Among the other indices of civilizational erosion in Louisiana
is the decline in the quality of the state’s political crooks. Even
corruption isn’t done well there anymore. Louisiana pols once
prided themselves on the efficient, stylish, and subtle performance
of graft. Historians note as an example of this the advice of Earl
Long, Huey’s brother: “Don’t write anything you can phone. Don’t
phone anything you can talk. Don’t talk anything you can whisper.
Don’t whisper anything you can smile. Don’t smile anything you can
nod. Don’t nod anything you can wink.”
Now the corruption is performed rather clumsily. Obvious looting
occurs not just amongst the criminal class but amongst the
political class that mirrors it. New Orleans Congressman William
Jefferson, underscoring that the city is home to a prodigious
number of thieves, is under investigation as an artless crook
himself. In August, the Washington Post reported that the
FBI, as part of an investigation into possible bribe-taking by
Jefferson, raided his homes and found money in his freezer.

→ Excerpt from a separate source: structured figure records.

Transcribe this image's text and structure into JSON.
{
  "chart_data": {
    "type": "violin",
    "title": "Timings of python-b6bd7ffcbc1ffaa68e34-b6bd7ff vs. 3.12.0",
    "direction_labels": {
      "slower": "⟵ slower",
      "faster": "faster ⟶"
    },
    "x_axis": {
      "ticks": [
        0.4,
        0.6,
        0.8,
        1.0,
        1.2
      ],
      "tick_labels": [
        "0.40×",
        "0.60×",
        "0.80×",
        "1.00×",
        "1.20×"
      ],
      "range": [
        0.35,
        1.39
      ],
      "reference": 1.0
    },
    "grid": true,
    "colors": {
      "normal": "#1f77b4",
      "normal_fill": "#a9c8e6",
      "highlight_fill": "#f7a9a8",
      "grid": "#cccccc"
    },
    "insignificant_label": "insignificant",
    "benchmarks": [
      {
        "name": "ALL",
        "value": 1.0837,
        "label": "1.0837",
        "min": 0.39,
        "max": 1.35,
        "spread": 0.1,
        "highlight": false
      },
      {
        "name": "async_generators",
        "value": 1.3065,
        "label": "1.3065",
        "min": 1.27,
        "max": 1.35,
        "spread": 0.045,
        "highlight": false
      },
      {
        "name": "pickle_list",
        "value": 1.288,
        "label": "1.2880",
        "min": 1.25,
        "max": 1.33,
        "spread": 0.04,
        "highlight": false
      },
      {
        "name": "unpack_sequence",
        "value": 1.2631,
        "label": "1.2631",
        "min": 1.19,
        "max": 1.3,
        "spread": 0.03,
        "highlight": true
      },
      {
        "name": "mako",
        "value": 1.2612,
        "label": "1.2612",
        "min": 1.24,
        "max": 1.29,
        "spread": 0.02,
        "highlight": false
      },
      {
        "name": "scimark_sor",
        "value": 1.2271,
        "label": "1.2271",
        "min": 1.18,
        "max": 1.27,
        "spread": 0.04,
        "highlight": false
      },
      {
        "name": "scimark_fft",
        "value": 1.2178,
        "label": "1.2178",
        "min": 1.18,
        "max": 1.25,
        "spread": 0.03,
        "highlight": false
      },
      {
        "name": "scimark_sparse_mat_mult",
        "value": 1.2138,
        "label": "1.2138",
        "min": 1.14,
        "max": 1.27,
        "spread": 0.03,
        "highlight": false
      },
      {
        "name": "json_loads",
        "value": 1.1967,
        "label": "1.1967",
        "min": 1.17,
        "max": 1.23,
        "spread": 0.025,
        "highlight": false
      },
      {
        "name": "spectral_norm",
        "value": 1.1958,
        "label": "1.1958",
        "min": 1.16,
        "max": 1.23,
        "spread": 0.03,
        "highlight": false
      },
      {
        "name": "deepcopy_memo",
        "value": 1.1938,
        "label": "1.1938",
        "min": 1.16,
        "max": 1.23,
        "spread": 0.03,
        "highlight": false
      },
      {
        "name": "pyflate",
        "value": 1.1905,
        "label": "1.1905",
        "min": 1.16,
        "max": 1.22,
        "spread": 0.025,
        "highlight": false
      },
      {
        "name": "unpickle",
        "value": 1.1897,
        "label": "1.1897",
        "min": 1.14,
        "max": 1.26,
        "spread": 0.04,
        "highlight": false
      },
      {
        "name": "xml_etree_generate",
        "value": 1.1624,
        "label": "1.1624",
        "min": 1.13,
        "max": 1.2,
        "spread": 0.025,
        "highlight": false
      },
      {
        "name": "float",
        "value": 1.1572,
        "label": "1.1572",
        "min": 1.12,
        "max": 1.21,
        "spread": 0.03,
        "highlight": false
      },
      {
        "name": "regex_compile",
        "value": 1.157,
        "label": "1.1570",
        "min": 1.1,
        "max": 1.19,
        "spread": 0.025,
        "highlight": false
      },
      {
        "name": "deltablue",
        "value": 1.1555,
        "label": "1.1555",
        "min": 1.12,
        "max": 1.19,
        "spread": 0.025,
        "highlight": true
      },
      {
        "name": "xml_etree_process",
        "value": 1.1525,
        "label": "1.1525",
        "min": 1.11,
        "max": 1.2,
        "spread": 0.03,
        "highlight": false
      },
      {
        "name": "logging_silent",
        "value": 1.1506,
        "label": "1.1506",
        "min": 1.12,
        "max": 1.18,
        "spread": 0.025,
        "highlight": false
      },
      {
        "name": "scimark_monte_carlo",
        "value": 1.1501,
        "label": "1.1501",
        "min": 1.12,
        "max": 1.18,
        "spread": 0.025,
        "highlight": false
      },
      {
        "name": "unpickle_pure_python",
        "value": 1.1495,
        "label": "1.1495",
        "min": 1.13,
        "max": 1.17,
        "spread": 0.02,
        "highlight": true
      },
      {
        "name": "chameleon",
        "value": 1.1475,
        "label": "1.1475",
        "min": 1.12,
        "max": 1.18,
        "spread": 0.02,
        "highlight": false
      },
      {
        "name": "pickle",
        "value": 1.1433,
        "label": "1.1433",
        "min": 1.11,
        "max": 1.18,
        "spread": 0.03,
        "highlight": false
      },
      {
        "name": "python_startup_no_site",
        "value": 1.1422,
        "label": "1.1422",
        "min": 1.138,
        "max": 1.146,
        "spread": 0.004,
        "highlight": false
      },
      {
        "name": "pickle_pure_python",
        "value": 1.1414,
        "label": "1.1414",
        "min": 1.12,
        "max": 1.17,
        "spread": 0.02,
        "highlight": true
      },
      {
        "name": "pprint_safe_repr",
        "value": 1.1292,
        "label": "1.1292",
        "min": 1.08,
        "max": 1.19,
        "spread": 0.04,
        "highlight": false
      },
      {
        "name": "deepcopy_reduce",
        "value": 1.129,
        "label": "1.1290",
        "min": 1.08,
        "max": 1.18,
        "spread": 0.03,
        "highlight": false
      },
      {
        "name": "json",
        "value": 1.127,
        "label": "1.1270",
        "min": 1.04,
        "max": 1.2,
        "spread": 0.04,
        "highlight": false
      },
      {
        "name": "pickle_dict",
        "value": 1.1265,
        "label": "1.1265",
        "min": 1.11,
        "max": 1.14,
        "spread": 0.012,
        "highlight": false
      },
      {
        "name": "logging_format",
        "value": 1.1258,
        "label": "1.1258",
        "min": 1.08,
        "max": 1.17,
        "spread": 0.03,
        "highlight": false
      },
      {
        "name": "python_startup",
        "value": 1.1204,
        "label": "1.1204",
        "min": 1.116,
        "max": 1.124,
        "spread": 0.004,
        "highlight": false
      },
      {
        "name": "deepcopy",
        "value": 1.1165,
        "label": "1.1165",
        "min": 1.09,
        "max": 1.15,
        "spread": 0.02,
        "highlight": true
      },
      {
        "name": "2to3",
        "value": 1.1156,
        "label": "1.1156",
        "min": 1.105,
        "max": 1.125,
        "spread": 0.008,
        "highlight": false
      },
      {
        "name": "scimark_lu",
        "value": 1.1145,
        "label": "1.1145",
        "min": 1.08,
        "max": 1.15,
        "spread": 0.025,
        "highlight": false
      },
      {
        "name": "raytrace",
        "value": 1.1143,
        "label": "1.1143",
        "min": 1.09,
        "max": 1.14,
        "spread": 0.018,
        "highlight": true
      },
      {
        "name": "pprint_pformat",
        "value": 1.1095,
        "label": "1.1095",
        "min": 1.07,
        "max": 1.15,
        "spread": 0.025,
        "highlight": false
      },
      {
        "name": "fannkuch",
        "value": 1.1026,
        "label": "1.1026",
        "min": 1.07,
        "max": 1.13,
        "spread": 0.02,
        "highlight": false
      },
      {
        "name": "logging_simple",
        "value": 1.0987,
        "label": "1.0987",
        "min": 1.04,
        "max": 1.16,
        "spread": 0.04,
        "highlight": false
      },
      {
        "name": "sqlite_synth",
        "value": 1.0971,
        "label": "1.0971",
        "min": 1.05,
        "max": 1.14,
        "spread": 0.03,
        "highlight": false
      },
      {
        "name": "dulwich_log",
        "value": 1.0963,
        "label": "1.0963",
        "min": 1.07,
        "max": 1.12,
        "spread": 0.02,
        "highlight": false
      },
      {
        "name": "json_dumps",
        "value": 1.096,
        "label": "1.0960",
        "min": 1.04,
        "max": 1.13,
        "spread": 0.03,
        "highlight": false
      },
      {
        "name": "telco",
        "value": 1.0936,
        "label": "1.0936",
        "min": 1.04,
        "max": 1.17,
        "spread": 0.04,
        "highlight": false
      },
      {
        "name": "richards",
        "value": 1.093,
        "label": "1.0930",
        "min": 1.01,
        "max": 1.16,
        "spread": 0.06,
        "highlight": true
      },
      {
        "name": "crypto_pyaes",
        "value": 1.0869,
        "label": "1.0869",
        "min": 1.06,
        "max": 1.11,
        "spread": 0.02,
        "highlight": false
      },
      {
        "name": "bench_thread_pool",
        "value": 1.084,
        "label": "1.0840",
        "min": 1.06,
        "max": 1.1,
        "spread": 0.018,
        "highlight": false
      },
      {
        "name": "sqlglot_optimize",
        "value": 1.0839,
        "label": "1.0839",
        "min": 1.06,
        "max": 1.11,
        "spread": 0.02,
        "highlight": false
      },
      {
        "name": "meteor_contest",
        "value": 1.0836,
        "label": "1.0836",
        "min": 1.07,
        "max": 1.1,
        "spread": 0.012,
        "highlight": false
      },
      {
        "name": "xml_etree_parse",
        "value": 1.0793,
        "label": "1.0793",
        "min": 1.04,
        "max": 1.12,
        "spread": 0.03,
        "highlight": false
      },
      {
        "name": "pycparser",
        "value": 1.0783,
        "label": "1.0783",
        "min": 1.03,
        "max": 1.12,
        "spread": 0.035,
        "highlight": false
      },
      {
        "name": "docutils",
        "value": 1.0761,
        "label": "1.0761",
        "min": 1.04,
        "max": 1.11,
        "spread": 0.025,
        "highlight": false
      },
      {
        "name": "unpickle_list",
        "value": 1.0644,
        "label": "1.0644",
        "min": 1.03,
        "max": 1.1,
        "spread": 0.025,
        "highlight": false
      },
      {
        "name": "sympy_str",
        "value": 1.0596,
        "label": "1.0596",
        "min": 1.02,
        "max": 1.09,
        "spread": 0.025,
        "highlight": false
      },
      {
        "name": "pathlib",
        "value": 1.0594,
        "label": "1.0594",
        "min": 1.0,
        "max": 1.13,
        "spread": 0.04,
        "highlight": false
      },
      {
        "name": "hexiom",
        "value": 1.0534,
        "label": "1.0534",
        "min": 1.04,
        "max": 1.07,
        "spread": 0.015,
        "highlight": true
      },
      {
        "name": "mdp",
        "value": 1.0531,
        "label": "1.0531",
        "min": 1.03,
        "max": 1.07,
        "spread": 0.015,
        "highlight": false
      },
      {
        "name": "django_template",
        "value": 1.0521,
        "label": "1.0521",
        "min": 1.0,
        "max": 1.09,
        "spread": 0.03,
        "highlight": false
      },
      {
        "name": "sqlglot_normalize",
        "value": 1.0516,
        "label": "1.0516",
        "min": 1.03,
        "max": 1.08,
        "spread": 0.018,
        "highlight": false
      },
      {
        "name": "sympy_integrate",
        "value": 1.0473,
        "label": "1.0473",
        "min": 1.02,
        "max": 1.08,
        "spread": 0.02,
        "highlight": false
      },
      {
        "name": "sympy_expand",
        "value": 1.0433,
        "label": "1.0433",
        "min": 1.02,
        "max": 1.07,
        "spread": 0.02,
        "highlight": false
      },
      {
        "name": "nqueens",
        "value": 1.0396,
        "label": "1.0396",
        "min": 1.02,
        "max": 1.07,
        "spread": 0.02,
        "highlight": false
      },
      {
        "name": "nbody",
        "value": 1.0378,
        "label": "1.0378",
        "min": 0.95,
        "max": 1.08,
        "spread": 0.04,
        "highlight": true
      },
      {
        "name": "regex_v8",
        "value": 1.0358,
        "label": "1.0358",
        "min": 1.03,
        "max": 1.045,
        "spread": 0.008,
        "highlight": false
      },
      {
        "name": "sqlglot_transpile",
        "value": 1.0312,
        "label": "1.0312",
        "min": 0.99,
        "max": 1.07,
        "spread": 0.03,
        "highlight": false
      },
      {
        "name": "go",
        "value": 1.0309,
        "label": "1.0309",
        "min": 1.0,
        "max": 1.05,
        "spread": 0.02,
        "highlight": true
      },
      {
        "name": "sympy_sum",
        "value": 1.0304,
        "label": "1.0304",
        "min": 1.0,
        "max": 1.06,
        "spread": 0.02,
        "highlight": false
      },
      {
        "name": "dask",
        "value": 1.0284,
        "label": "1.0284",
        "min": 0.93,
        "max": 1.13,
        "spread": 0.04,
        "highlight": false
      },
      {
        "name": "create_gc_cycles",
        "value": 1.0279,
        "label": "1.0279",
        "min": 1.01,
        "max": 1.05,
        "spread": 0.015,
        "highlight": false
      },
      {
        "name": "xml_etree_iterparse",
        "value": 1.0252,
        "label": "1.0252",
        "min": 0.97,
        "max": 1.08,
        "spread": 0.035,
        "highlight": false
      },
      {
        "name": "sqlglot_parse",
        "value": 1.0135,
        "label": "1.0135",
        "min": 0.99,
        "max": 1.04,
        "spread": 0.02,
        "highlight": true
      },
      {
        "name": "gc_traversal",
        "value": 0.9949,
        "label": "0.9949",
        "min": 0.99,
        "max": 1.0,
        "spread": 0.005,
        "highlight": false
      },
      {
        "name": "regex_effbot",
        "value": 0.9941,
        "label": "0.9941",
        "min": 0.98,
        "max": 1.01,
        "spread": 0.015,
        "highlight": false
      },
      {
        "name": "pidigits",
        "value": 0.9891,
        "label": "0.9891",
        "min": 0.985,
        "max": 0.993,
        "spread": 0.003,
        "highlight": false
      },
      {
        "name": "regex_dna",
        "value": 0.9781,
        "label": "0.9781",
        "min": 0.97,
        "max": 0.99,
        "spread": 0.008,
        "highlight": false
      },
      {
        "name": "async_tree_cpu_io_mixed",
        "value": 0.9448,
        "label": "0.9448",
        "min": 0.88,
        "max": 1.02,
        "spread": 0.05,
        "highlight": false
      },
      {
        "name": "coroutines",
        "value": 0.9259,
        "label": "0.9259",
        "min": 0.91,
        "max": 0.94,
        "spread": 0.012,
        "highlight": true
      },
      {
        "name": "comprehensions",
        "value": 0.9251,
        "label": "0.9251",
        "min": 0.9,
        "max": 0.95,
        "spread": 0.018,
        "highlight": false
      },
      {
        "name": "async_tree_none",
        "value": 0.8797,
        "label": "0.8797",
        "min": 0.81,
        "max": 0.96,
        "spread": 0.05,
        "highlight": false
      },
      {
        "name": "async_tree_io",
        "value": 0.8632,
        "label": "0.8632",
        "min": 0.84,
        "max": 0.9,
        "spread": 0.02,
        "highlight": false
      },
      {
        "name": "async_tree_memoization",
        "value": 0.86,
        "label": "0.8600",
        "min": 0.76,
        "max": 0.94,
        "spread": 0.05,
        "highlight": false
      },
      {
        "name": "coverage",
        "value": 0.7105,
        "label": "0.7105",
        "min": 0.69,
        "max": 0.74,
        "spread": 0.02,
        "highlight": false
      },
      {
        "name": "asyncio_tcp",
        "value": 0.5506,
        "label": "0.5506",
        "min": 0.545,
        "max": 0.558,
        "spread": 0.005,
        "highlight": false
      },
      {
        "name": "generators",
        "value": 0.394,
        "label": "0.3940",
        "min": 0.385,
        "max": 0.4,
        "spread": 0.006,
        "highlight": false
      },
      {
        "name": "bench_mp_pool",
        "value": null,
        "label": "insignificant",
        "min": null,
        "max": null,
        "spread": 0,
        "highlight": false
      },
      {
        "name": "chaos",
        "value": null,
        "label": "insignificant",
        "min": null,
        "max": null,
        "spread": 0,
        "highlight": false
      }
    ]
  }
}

Keeping money in a freezer falls a bit short of Earl Long’s
standards of circumspect corruption. But then Jefferson had won
election several times with the public knowing of his checkered
record. He had been sued for loan defaults and for being a slum
lord (Jefferson Parish filed suits against him, according to the
Washington Post, for letting his apartment buildings go to
seed and threatened to demolish them). And Jefferson is confident
apparently that he can get out of his various jams by playing the
race card. His lawyer has already implied racism is driving the FBI
investigation by telling the Washington Post that the FBI
chose to pursue its case in “white” Virginia instead of in New
Orleans.
This is the new Jesse Jackson-style twist on Louisiana’s
tradition of crooked populism: if pols get caught out helping
themselves to money through misuse of office while claiming to help
the downtrodden, they blame their troubles on racism. Huey Long
played the socialist card, saying the powerful didn’t want him to
help the poor; now the William Jeffersons play the race card,
saying the powerful don’t want them to help the black. Yet William
Jefferson’s blatant use of public resources intended for the
distressed underclass to fish a laptop out of his posh house, which
was reported this week, is one more illustration of malfeasance by
local pols that gives the lie to their accusations against the
federal government for its supposed indifference to the fate of New
Orleans blacks.
There is nothing particularly sophisticated or crafty about the
new Louisiana corruption. Eddie Jordan, New Orleans’ district
attorney, whose office has one of the most anemic conviction rates
in the country, is another bumbling practitioner of the state’s
tradition of spoils and patronage. He thought, even after
campaigning on aggressive affirmative action, that he could win a
discrimination lawsuit against canned white employees after firing
42 of them. He lost. Another transparent gaffe was his hiring of a
deadbeat dad to serve as his office’s enforcer of payments by
deadbeat dads.
Nor are the old Louisiana arts of corruption observed in the New
Orleans school district. In recent years the school district has
gotten so sloppy it has been known to send checks to people not on
staff, in some cases not even alive. The school district is
bankrupt, and parents are suing it for malpractice (demanding money
to send their children to private schools). Meanwhile, the
district’s idea of reform is to offer tickets to New Orleans Saints
games to children and parents who show up for the first day of
classes. According to the Associated Press, 30 percent of the
70,000 students in the system don’t appear on day one of the school
year.
Into this pit of corruption will now go billions of federal
monies. The same pols who wasted or pocketed government money
before will get a new gusher to exploit. But in the history of
Louisiana corruption it will rank as one of the more crude eras of
graft. Even the Long brothers would have winced at William
Jefferson’s setting up a legal defense fund for his impending graft
trial in the midst of a natural disaster.